Predicting hurricanes and tropical storms isn't an exact science, as illustrated by the 2006 storm season. Or more precisely, predicting hurricane landfall isn't something done with certainty, and is a bit like gazing into a hazy crystal ball with bifocals (there were five hurricanes in 2006, but all stayed at sea). But one thing forecasting fortune-tellers have agreed on is that slow hurricane seasons will be the exception, not the rule, for the next several years.
Those predictions took a step towards fact last month, when Tropical Storm Andrea formed a full three weeks before the official start of the 2007 storm season. The event was a rare one for the month of May, according to the Atlantic Oceanographic and Meteorological Laboratory, because 97 percent of tropical activity takes place during the traditional tropical storm season, which starts every June 1st and continues until the end of November. Since 1851, only 18 tropical storms and four hurricanes have occurred in May, and none of them made landfall. Hurricane Alma was the earliest hurricane hit U.S. shores when it made landfall as a Category 1 hurricane on June 9, 1966.

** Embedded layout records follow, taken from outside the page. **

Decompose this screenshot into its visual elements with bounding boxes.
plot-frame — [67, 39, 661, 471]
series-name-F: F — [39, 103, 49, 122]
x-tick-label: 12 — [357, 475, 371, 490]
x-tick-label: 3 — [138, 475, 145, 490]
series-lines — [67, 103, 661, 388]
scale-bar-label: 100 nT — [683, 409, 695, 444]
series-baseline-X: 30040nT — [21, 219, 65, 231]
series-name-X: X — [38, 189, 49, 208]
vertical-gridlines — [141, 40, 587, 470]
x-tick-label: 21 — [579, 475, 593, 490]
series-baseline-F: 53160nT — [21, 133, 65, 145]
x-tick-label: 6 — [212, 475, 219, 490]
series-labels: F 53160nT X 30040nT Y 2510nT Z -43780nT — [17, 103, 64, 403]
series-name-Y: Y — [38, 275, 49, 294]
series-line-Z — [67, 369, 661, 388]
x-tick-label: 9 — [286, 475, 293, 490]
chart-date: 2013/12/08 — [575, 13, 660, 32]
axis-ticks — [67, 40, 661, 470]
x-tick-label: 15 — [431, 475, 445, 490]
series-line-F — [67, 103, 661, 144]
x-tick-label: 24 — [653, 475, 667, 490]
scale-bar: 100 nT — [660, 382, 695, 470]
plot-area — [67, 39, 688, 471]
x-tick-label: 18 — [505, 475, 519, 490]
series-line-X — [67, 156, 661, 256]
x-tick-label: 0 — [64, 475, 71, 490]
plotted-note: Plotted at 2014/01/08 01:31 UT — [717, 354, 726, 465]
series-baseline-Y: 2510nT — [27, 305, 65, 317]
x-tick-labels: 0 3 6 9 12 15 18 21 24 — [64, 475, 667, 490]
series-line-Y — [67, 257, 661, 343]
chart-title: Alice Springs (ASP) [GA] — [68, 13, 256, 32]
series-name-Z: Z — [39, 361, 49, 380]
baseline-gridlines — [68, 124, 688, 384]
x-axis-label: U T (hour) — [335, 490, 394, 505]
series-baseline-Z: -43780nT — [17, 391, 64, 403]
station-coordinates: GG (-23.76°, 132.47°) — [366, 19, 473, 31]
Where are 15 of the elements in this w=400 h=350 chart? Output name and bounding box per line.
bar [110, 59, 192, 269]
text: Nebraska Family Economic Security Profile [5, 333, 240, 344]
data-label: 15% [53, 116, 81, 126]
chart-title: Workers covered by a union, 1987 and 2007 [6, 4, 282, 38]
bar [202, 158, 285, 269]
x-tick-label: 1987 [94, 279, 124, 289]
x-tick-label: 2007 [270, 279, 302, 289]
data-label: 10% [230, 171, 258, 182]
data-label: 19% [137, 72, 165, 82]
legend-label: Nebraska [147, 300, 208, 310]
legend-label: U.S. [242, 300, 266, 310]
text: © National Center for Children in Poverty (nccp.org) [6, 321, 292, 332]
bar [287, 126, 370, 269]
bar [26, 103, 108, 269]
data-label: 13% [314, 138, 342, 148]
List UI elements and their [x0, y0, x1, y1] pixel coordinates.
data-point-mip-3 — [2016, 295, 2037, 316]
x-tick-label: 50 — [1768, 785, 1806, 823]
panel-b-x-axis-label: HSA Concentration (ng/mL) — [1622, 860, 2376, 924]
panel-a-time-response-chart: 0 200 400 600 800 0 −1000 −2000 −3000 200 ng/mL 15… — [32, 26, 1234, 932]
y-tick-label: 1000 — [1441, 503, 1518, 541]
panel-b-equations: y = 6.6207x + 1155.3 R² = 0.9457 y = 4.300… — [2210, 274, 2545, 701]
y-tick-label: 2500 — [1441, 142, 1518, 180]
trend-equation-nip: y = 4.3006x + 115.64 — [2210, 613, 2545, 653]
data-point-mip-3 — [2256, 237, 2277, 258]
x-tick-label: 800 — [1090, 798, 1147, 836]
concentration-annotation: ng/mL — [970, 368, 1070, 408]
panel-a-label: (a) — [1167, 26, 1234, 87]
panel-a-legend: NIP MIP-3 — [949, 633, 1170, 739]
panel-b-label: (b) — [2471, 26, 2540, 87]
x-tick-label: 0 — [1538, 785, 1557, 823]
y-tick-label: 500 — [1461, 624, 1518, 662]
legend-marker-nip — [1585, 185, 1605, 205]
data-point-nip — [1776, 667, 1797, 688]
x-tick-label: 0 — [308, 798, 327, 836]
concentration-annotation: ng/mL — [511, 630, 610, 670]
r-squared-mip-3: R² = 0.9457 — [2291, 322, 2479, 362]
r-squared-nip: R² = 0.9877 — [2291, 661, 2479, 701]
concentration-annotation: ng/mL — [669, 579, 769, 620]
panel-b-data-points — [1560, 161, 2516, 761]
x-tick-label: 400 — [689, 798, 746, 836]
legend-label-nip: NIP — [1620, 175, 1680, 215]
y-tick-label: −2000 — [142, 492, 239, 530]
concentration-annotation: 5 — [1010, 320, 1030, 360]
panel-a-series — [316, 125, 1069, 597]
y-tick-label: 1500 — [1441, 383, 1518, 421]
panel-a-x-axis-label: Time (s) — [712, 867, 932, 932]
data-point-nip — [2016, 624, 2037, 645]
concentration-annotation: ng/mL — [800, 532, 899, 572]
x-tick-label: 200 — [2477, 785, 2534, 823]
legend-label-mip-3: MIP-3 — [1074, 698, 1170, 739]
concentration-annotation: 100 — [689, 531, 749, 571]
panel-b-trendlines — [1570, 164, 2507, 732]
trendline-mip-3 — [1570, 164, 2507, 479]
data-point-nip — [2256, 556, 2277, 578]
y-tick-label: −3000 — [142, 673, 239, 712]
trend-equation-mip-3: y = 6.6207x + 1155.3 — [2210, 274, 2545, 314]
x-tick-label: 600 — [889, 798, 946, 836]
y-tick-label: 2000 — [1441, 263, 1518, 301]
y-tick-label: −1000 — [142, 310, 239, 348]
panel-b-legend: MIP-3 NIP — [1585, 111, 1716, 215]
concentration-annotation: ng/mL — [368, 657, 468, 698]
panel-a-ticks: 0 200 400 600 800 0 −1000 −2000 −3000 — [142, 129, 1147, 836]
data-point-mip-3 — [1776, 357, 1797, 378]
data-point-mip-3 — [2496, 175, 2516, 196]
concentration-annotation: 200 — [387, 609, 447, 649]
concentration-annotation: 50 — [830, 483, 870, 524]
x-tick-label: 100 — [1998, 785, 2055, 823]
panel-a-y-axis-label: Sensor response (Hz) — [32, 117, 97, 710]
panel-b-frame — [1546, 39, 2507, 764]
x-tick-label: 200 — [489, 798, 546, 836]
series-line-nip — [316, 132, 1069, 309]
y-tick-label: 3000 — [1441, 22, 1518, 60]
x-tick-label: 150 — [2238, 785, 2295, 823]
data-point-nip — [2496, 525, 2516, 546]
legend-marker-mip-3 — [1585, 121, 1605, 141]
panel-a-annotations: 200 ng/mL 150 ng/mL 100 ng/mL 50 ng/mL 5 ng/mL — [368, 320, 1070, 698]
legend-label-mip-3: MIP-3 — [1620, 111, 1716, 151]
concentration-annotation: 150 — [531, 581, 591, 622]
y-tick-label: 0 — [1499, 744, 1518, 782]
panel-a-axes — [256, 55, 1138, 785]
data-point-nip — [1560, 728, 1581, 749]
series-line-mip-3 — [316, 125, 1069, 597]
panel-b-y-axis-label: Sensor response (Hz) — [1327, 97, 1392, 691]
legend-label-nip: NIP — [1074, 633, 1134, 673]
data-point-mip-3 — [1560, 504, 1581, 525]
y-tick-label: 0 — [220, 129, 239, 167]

Andrea's early start supports predictions made by Colorado State University hurricane experts Philip J. Klotzbach and William M. Gray. In April, they issued a revised prediction from their initial Dec. 2006 report, and increased the number of anticipated named storms from 14 to 17 named storms. And instead of seven hurricane-strength storms, they are predicting nine, with five storms expected to reach Category 3 strength or higher. The predictions are based on statistical data from the two months prior to the forecast date in order to give current conditions more weight over data compiled over the course of years and decades, a new technique adopted for this year's reports.